À la faveur des élections municipales récentes, les paquebots de croisière réapparaissent à Bordeaux et Nice, où les nouvelles autorités soulignent leur rôle crucial pour le secteur touristique.
Autrefois dans le viseur des anciennes municipalités, notamment à cause de préoccupations environnementales et patrimoniales, les paquebots de croisière sont désormais accueillis avec enthousiasme à Bordeaux et Nice. En Gironde, Pierre Hurmic, l’ancien maire écologiste, prônait un déplacement de l’accueil des ces « immeubles flottants » vers des zones moins centrales, en raison de considérations esthétiques et environnementales. Il souhaitait aussi faciliter leur connexion électrique pour réduire leur impact environnemental.
Avec l'élection de Thomas Cazenave (Renaissance) à la tête de la mairie, la tendance s’inverse.
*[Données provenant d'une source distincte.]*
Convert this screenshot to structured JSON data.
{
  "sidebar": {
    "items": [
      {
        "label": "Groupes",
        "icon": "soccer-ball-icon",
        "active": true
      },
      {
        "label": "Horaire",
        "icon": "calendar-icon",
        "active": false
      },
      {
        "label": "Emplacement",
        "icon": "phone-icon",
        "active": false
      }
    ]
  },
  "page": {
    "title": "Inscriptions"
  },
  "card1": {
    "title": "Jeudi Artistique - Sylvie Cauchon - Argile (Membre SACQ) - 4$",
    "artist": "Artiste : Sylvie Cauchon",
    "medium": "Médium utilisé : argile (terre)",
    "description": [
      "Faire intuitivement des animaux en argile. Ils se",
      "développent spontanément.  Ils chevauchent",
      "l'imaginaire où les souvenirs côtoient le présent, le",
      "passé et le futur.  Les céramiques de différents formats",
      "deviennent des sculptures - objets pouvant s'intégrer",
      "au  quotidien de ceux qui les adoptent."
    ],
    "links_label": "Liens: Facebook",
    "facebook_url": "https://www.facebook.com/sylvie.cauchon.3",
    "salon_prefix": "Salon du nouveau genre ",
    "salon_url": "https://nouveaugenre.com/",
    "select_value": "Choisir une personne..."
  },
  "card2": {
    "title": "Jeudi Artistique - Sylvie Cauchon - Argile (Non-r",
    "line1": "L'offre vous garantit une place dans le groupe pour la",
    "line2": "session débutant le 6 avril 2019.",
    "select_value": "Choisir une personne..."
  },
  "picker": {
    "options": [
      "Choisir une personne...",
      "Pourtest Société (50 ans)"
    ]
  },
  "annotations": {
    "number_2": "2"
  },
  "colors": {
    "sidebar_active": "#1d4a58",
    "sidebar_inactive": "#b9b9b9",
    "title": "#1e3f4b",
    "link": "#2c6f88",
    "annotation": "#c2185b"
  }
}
Le nouvel adjoint au tourisme, Fabien Robert, a affirmé que le transfert des navires n’était pas envisagé : « plusieurs raisons justifient cette décision, notamment le coût de la reconstruction du quai et l'impact positif des croisières, qui génèrent plus de 50 millions d’euros de revenus annuels pour Bordeaux et la Gironde ».
Les critiques environnementales balayées
Une étude réalisée par la chambre de commerce et d'industrie a estimé que les dépenses engendrées par les 38.000 croisiéristes accueillis lors des 49 escales de l’année dernière ne dépassaient pas 1,5 million d’euros.
Fabien Robert réfute les critiques sur l’impact environnemental, évoquant que trois enquêtes distinctes concluent que la pollution causée par les navires est minime comparée à celle de la circulation automobile. L’observatoire de la qualité de l'air Atmo Nouvelle-Aquitaine, dans un rapport de 2022-2023, a même certifié que « l’impact des paquebots sur la qualité de l’air reste très faible, surtout si l’on considère que Bordeaux n’accueille que de petits et moyens navires ».
Zodiac contre navire géant
À Nice, Éric Ciotti (UDR-RN), le nouveau maire, s’est moqué des tentatives de son prédécesseur Christian Estrosi, qui avait utilisé un zodiac pour signifier l’interdiction aux grands navires de mouiller dans la rade de Villefranche-sur-Mer. Estrosi avait précédemment imposé des restrictions sur les paquebots de plus de 2.500 passagers au nom de la protection de l’environnement. Cependant, un tribunal administratif a annulé ces limitations, affirmant que le préfet détenait l'autorité sur ce dossier.
Le préfet a toutefois proposé en octobre un système de régulation des escales ainsi que du nombre de passagers, une initiative qui semblait répondre aux attentes des acteurs économiques, bien que critiquée par certains, dont Christian Estrosi, qui souhaite voir des restrictions plus strictes en place.
Engouement
Malgré les incertitudes, la popularité des croisières demeure forte. Selon le géant TUI, « aucun impact sur les réservations » n’a été observé malgré la hausse des prix du kérosène, issue des conflits au Moyen-Orient, ou le cas de hantavirus signalé à bord d’un navire. En mars, un rapport a révélé une croissance de 4,5 % des réservations par rapport à l’an dernier, avec une augmentation estimée de 30 à 40 % en avril, rapportée par Pierre Pelissier, président de croisieres.fr.
Actuellement, les principales compagnies ont acheté leur carburant plusieurs mois à l'avance, rendant l'augmentation du coût des carburants moins impactante à court terme. Cependant, il est à prévoir qu'une répercussion de ces hausses se fera sentir l’année prochaine. Pour l’instant, les compagnies cherchent à maximiser leurs réservations, et des baisses de prix pourraient être observées pour garantir des navires pleins lors des départs.